Next, we see these “crookednesses” and “revolts from authority” “put” on the head of the live goat. He is then “sent away” to a “land not inhabited”. The words “not inhabited” refer to a separated place, where the goat will likely never come back from. So ends the story of the “scapegoat”.
The Taking Away of Sin
One day while John the Baptist was in the midst of his ministry, he saw Jesus of Nazareth approaching him. He seems to have been overtaken with a spirit of prophecy, and suddenly exclaimed, “Behold the Lamb of God, which taketh away the sin of the world.” (John 1:29) Have you ever wondered why he did not say, “which forgives the sins of the world”? There is a reason why he said, “taketh away”! He was referring to Jesus, as our scapegoat that carried away all our “sin” (note, NOT plural, sins! Also note that “taketh away” is NOT the same Greek word used for forgiveness.)
Can you see him? Can you picture Jesus, resurrecting from the dead after becoming the sin-offering goat that gave his life as an appeasement for sins committed? He still had a work to do! The committed sins were now atoned for. But what of the very nature of sin, its very roots? And so, to “take away sin”, he presented himself alive before his Father, to finish the salvation of helpless mankind.
Perhaps some may ask, “But why did God use two goats in the shadow, when Jesus was only one person, and he fulfilled both? The answer seems to be that God wanted to foreshadow both the death AND the resurrection of Jesus. Besides, goats do not normally resurrect! Once the first goat died, he could not perform the work of the “scapegoat”.
But Jesus did resurrect. He died to pay the debt that we owed, and rose again to “take away” the “crookedness” and “rebellion” of our human nature. What good would a mere forgiveness of past sins do, if we, as a result of our perverse nature, continued to sin every day? Likewise, what would we do if we could stop sinning, but still had an unpayable debt upon us? God, in his mercy to us, has provided a full salvation: pardon and purging!
John tells us in his first epistle, chapter 3 and verse 5: “And ye know that he was manifested to take away our sins”. In this verse, the plural “sins” is used. However, the term “take away” is used instead of “pardon”. The words “take away” reminds us again of the “scapegoat”, whose name could well be “take-away goat”. All the iniquity of the people was placed upon him, and he carried it away, so it would no more bother them. This was the reason Jesus was “manifested”, or brought into the world!

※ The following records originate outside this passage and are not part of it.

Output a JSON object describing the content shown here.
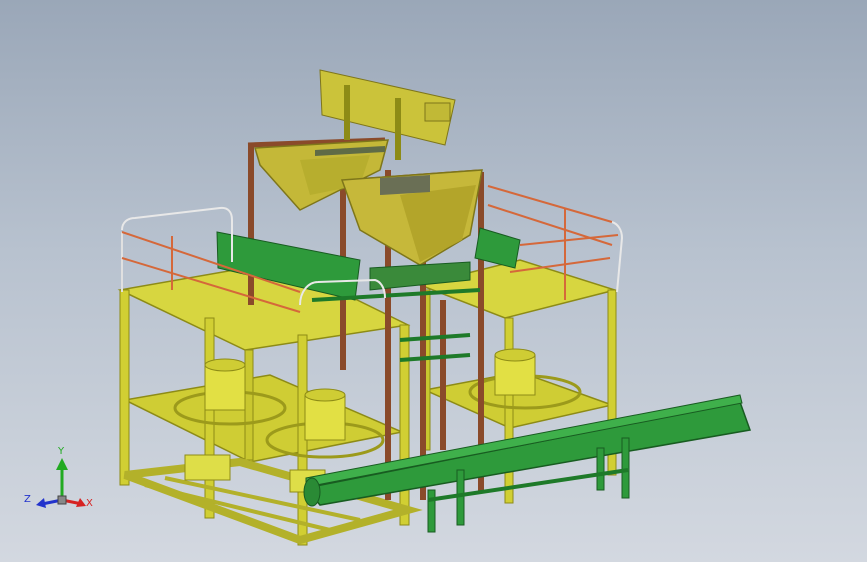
{
  "view": {
    "background_top": "#9aa7b8",
    "background_bottom": "#d3d8e0"
  },
  "colors": {
    "frame_yellow": "#d7d640",
    "frame_yellow_dark": "#9c9a1b",
    "hopper_yellow": "#cfc33a",
    "conveyor_green": "#2e9a3b",
    "conveyor_green_dark": "#1c6c25",
    "support_brown": "#8a4a2a",
    "rail_orange": "#d5683a",
    "rail_white": "#e8e8e8",
    "axis_x": "#d62222",
    "axis_y": "#22aa22",
    "axis_z": "#2233cc"
  },
  "triad": {
    "x_label": "X",
    "y_label": "Y",
    "z_label": "Z"
  }
}
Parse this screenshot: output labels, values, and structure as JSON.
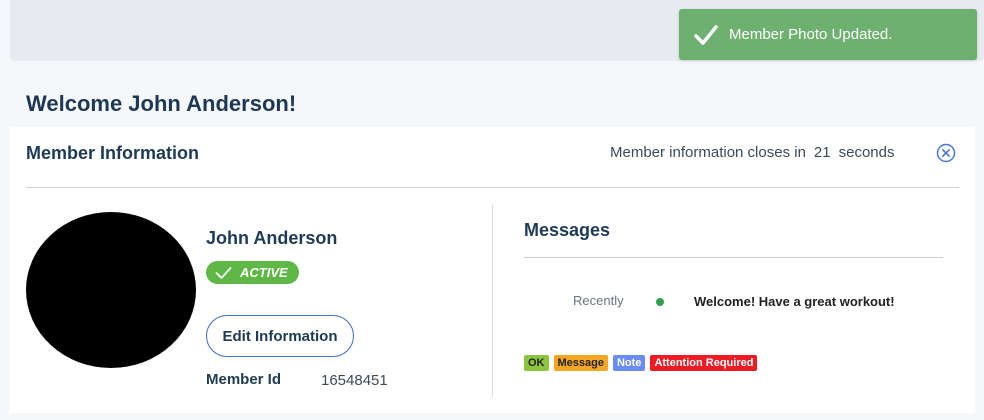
{
  "toast": {
    "message": "Member Photo Updated.",
    "icon": "checkmark-icon",
    "color": "#6db06f"
  },
  "page": {
    "welcome": "Welcome John Anderson!"
  },
  "member_panel": {
    "title": "Member Information",
    "countdown_prefix": "Member information closes in",
    "countdown_value": "21",
    "countdown_suffix": "seconds",
    "close_icon": "close-circle-icon"
  },
  "member": {
    "name": "John Anderson",
    "status": "ACTIVE",
    "status_color": "#5fb846",
    "edit_button": "Edit Information",
    "member_id_label": "Member Id",
    "member_id": "16548451"
  },
  "messages": {
    "title": "Messages",
    "items": [
      {
        "time": "Recently",
        "dot_color": "#2ea04f",
        "text": "Welcome! Have a great workout!"
      }
    ],
    "legend": [
      {
        "label": "OK",
        "color": "#8dc43f"
      },
      {
        "label": "Message",
        "color": "#f5a623"
      },
      {
        "label": "Note",
        "color": "#6b8cf5"
      },
      {
        "label": "Attention Required",
        "color": "#ec1b24"
      }
    ]
  }
}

Of course, the shadows could not do what the reality was able. For this, we read in Hebrews 10:4 that “it is not possible for the blood of bulls and goats to take away sins”. Continuing on, we read how that “a body” was prophesied to come. The word “body”, in this verse and in verse 10 of the same chapter, refers to “that which causes a shadow”. Jesus caused the shadow of the goats in Leviticus 16, and thus we read in verse 10 of Hebrews 10, that “we are sanctified through the offering of the body (that which caused the shadow) of Christ”. In other words, Jesus Christ was the fulfillment of the prophecies of the two goats mentioned in Leviticus 16, and by means of him, our life can be sanctified, or, made without sin! When the spotlight of the Gospel shines upon Jesus in reference to his death on the cross, he makes a shadow of the sin-offering goat in Leviticus 16, who dies to pay the penalty of committed sins. When the light moves a bit, and we look at Jesus in view of his resurrection, he makes the shadow of the “scapegoat”, the one who “takes away” sin.

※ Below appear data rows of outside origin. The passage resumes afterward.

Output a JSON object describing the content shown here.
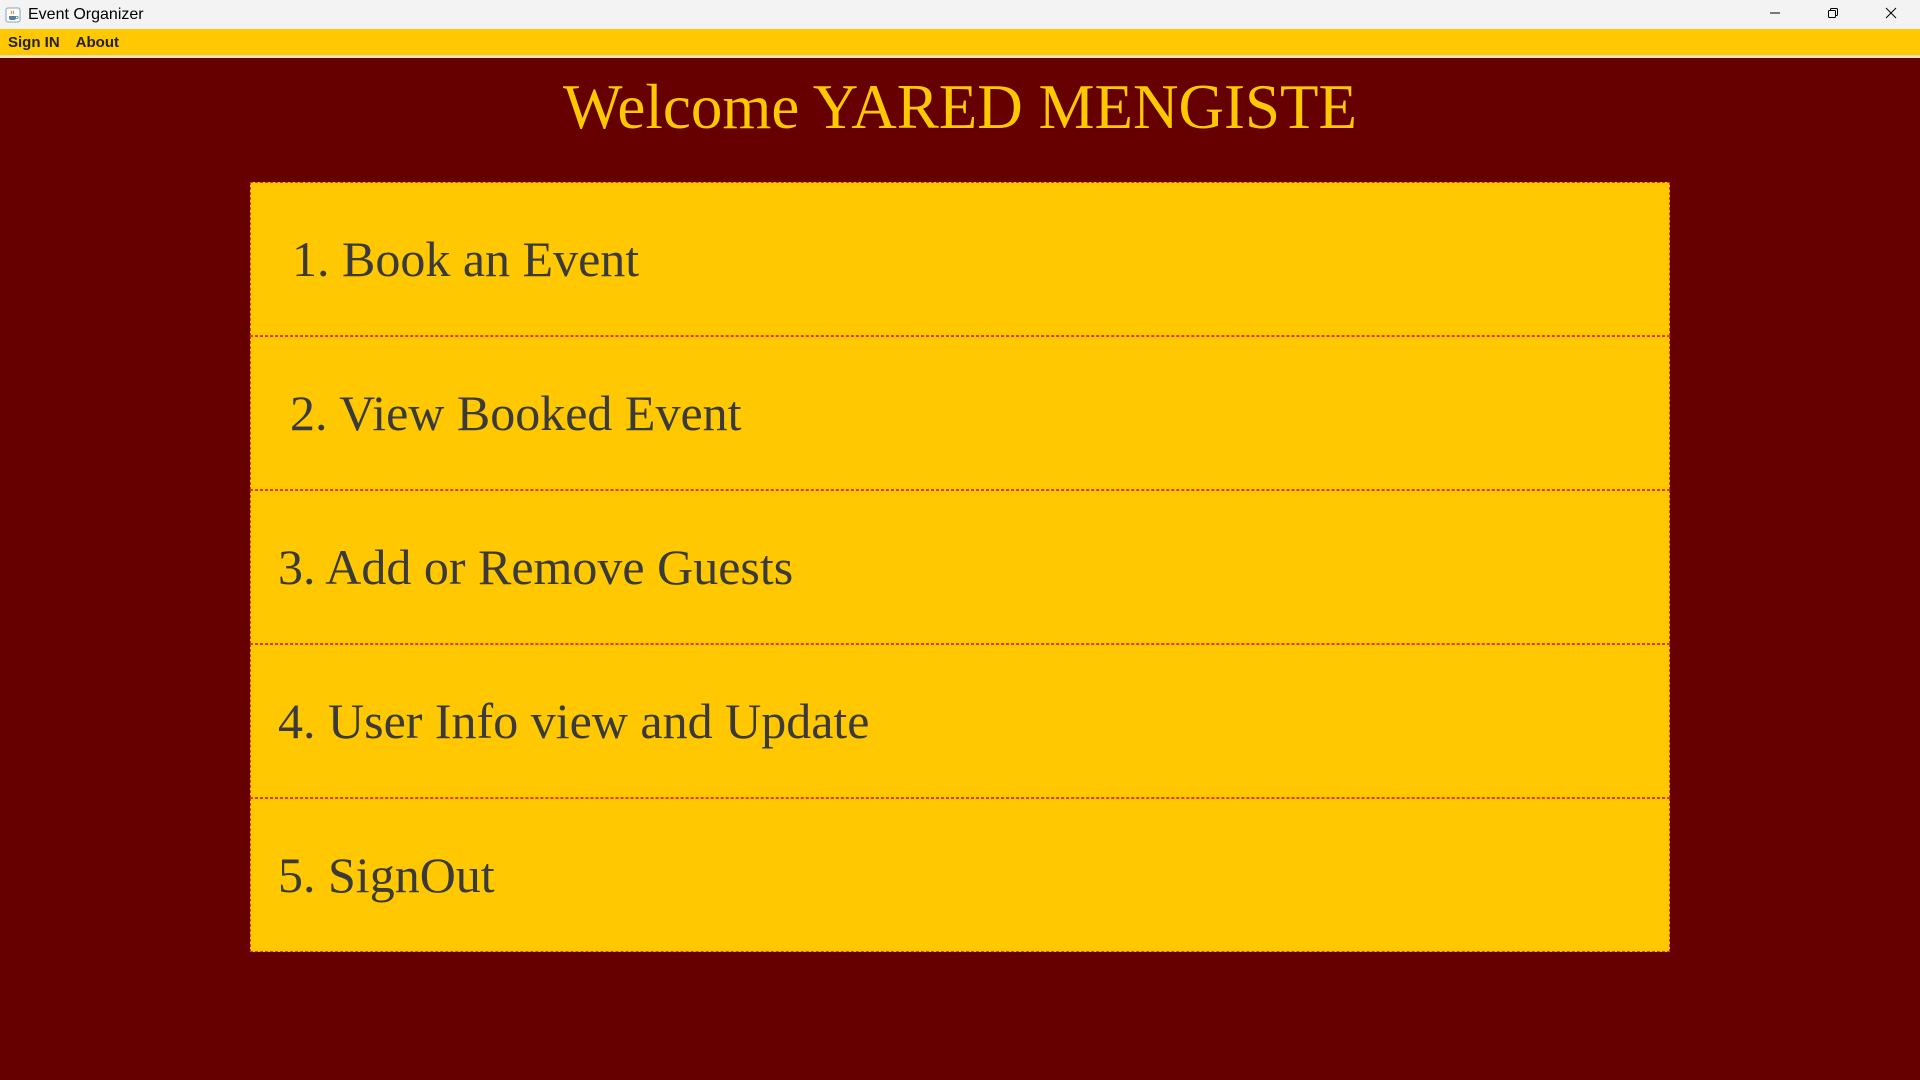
{
  "window": {
    "title": "Event Organizer",
    "icon": "java-cup-icon"
  },
  "menubar": {
    "items": [
      {
        "label": "Sign IN"
      },
      {
        "label": "About"
      }
    ]
  },
  "main": {
    "welcome": "Welcome YARED MENGISTE",
    "options": [
      {
        "label": "1. Book an Event"
      },
      {
        "label": "2. View Booked Event"
      },
      {
        "label": "3. Add or Remove Guests"
      },
      {
        "label": "4. User Info view and Update"
      },
      {
        "label": "5. SignOut"
      }
    ]
  },
  "colors": {
    "background": "#660000",
    "accent": "#ffc800",
    "option_text": "#3a3a3a",
    "border": "#e03020"
  }
}
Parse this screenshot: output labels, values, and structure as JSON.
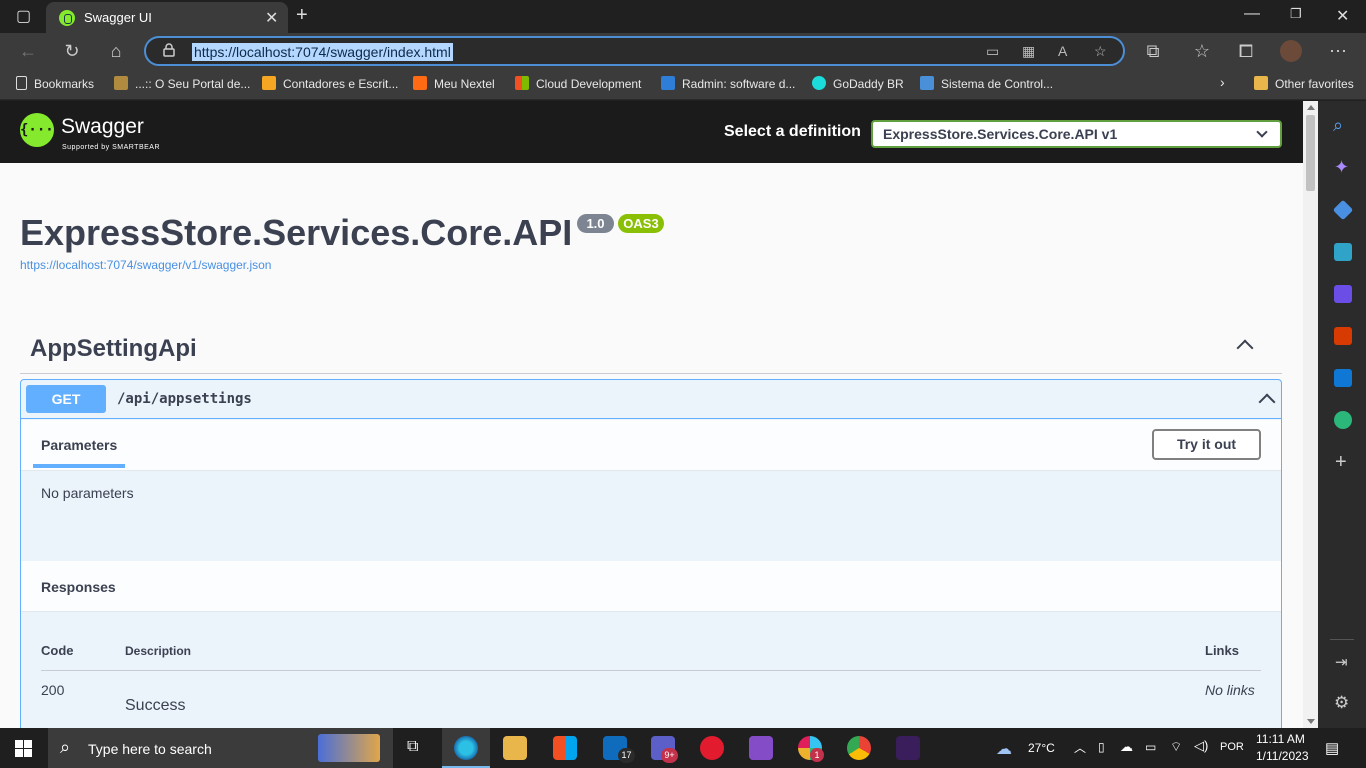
{
  "browser": {
    "tab_title": "Swagger UI",
    "url": "https://localhost:7074/swagger/index.html",
    "bookmarks": [
      {
        "label": "Bookmarks",
        "icon": "bookmark-page-icon",
        "color": "#dddddd"
      },
      {
        "label": "...:: O Seu Portal de...",
        "icon": "portal-icon",
        "color": "#b08a3e"
      },
      {
        "label": "Contadores e Escrit...",
        "icon": "gplus-icon",
        "color": "#f5a623"
      },
      {
        "label": "Meu Nextel",
        "icon": "nextel-icon",
        "color": "#ff6a13"
      },
      {
        "label": "Cloud Development",
        "icon": "microsoft-icon",
        "color": "#f25022"
      },
      {
        "label": "Radmin: software d...",
        "icon": "radmin-icon",
        "color": "#2e7dd7"
      },
      {
        "label": "GoDaddy BR",
        "icon": "godaddy-icon",
        "color": "#1bdbdb"
      },
      {
        "label": "Sistema de Control...",
        "icon": "sistema-icon",
        "color": "#4a90d9"
      }
    ],
    "other_favorites": "Other favorites"
  },
  "swagger": {
    "brand": "Swagger",
    "brand_sub": "Supported by SMARTBEAR",
    "select_label": "Select a definition",
    "selected_definition": "ExpressStore.Services.Core.API v1",
    "api_title": "ExpressStore.Services.Core.API",
    "version": "1.0",
    "oas": "OAS3",
    "spec_url": "https://localhost:7074/swagger/v1/swagger.json",
    "tag": "AppSettingApi",
    "operation": {
      "method": "GET",
      "path": "/api/appsettings",
      "parameters_title": "Parameters",
      "try_it_out": "Try it out",
      "no_parameters": "No parameters",
      "responses_title": "Responses",
      "columns": {
        "code": "Code",
        "description": "Description",
        "links": "Links"
      },
      "responses": [
        {
          "code": "200",
          "description": "Success",
          "links": "No links"
        }
      ]
    }
  },
  "taskbar": {
    "search_placeholder": "Type here to search",
    "temperature": "27°C",
    "language": "POR",
    "time": "11:11 AM",
    "date": "1/11/2023",
    "mail_badge": "17",
    "teams_badge": "9+",
    "slack_badge": "1"
  }
}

In the realm of modern Christianity, we need to be aware of two modes of thinking that miss the intention of the lesson of the scapegoat. The first erroneous doctrine says that the sin-offering goat and the scapegoat accomplished the same thing- that is, they foreshadowed the forgiveness of sins. If this were the case, New Covenant salvation would differ little from Old Covenant salvation. This way of thinking definitely gets a boost from the modern, evolutionized definition of “scapegoat”, which has changed from what the original intention was. A true, biblical “scapegoat” is not someone who takes the blame, but rather someone who “carries sin away” to a “separated place”.
The other common erroneous mode of thinking concerning the scapegoat is this: the two goats represent two distinct operations of salvation, which occur at different times, often separated by years, in the life of a believer. Looking at Leviticus 16 again, we find that the word “atonement”, which means “reconciliation”, is connected with both the sin-offering goat and the scapegoat. (See verses 10 and 16) Without both aspects, mankind has not received New Covenant atonement. To be forgiven, yet not converted (changed) at heart is like a pig that has been washed from wallowing in the mire: you have a clean pig, who is still a pig, and will return to the mud-hole at first opportunity. To be changed at heart, yet not forgiven, is like a pig that has been born again, and no more desires the mud-hole, yet is still covered with stinky mud. To be reconciled to God, there must needs be an inner cleansing and an outer. Such New Testament verses like “holiness, without which no man shall see the Lord” (He. 12:14) and “God hath… chosen you to salvation through sanctification of the Spirit…” (2 Th. 2:13) reveal the necessity of a holy heart to be able to be reconciled (atoned) to God.
The good news is that “whosever will” may be partaker of this “so great a salvation”. Jesus has become our sin-offering goat and our scapegoat. He “was delivered for our offenses (made our sin-offering goat) and was raised again for our justification. (made our scapegoat)” (Ro. 4:25)
I can hear it already… “Wait a minute! Now you are saying that the scapegoat is a type of justification, not sanctification!”
Actually, in a sense, I am saying both! I intend to explore the different aspects of the word “justification” in another chapter. However, for now, let it suffice to say that the word justification is sometimes used in the sense of “being made just right”. You have probably heard that the meaning of “justification” is “just as if I had never sinned”. This is correct…sometimes. But, sometimes it is used in the sense of something being made “just like it is supposed to be”, or, “made just like the original”. Only the context of each use can help us to discern which sense was intended. In the case of Romans 4:25, where Paul speaks of the atoning virtues of the death and resurrection of Jesus, it seems to me that he is referring to the meaning of “conform exactly”, or, as the Latin root word [justus, “just, proper, exact or upright”, and facio, “to make or do”] indicates “make upright”; make just right!
John explains the atoning work of Jesus in similar terms. In his first general epistle, chapter 1 and verse 9, we read: “If we confess our sins, he is faithful and just to forgive us our sins, and to cleanse us from all unrighteousness.” Again, we see Jesus as our sin-offering goat, appeasing God, as touching our committed sins, by the offering of his spotless life. However, he does not stop there. John continues on to say that Jesus also became our scapegoat, who would purify us from all “unrighteousness”. A quick look at the Greek word used for “unrighteousness” will reveal that it is a negative form of “justice”. One could coin the words “ajusticeness” or “injusticeness”. These are not really words in English, but they help us to see that Jesus came to this world to “justify” our “injusticeness”; to “take away” the sinfulness of our crooked and perverse hearts, making them just or upright once again! This is the fullest meaning of the word “justification”; “to make just”.
Have you fled for refuge to Jesus? Has he become your personal sin-offering goat? Has he become your scapegoat? If not, he invites you to surrender your life to his authority. He can then forgive AND take away your sins.